既然有著自己的勢力,那麼她就一定能夠對那些官員們做些什麼。
江湖中人最難控制,這也不難理解她不會相信自己的那個偽善的名聲了。
要知道,江湖中人,雖然最重名聲,但是卻還是依舊就只相信自己的眼楮所看到的不是。
只是不知,那個女人在自己不知道的時候,對滿朝的文武都做了些什麼。何以讓他們都變了心思,不會以自己的利益為首考慮了?
想到這個,納蘭歟不由就在一陣後悔。
若是那一日那個女人在撞到了自己的時候,自己有不滿的話,那麼當時就可以將她給解決了,何以放著這麼個大的危險留著?

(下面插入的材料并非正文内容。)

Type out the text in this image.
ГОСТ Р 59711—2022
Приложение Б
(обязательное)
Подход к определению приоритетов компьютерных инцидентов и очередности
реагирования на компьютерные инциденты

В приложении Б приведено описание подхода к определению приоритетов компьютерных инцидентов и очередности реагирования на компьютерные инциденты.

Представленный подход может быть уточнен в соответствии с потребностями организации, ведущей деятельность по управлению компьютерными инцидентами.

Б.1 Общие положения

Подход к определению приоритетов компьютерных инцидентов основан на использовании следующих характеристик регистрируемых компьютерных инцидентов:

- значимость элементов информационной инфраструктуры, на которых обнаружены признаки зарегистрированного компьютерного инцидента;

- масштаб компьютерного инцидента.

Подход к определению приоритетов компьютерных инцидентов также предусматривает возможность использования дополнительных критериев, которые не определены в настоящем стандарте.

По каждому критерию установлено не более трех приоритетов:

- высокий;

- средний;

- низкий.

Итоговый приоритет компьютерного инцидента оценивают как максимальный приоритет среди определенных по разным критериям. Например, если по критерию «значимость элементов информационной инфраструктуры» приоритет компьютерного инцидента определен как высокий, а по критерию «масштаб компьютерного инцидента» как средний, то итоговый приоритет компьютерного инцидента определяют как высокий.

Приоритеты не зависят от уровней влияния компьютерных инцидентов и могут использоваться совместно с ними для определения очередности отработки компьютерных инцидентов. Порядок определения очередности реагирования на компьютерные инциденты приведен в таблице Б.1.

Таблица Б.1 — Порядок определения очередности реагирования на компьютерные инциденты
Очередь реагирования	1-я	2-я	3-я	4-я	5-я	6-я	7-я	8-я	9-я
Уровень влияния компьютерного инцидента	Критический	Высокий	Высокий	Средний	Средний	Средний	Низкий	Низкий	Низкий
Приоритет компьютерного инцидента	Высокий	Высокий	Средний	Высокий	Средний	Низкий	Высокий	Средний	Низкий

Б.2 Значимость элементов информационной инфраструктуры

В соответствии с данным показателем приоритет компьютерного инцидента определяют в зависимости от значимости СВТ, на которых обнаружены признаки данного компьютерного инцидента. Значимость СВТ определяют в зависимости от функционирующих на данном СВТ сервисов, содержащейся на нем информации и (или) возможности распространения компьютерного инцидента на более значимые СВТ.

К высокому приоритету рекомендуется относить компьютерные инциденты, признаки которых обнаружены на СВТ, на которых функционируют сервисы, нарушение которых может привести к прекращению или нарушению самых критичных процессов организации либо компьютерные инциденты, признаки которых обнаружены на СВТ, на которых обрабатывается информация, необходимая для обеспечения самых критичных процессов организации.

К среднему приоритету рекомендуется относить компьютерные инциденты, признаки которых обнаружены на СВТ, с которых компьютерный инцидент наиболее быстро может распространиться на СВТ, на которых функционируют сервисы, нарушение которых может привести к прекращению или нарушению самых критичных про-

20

可惜,當日的他,卻因為急著回府,所以就沒有去怪罪那個女人!
還真是錯過了就沒有機會了呢!?
這樣的話,看來他勢必是要失去些什麼,才能夠坐上那個位子了呢!
不由,納蘭歟下了決心,他一定要早早的下手了。不然,不知道後面會再多出些什麼事來了不是。
現在的他,就等著瑾兒有孕了。
瑾兒現在每天都與皇上**,相信過不了多久他就會有外孫的消息的。等一有了外孫,那個時候,就該是他出頭的時候了!
想到這里,納蘭歟不由就在心中大聲的陰笑著。他坐上那個位子的日子,指日可待了!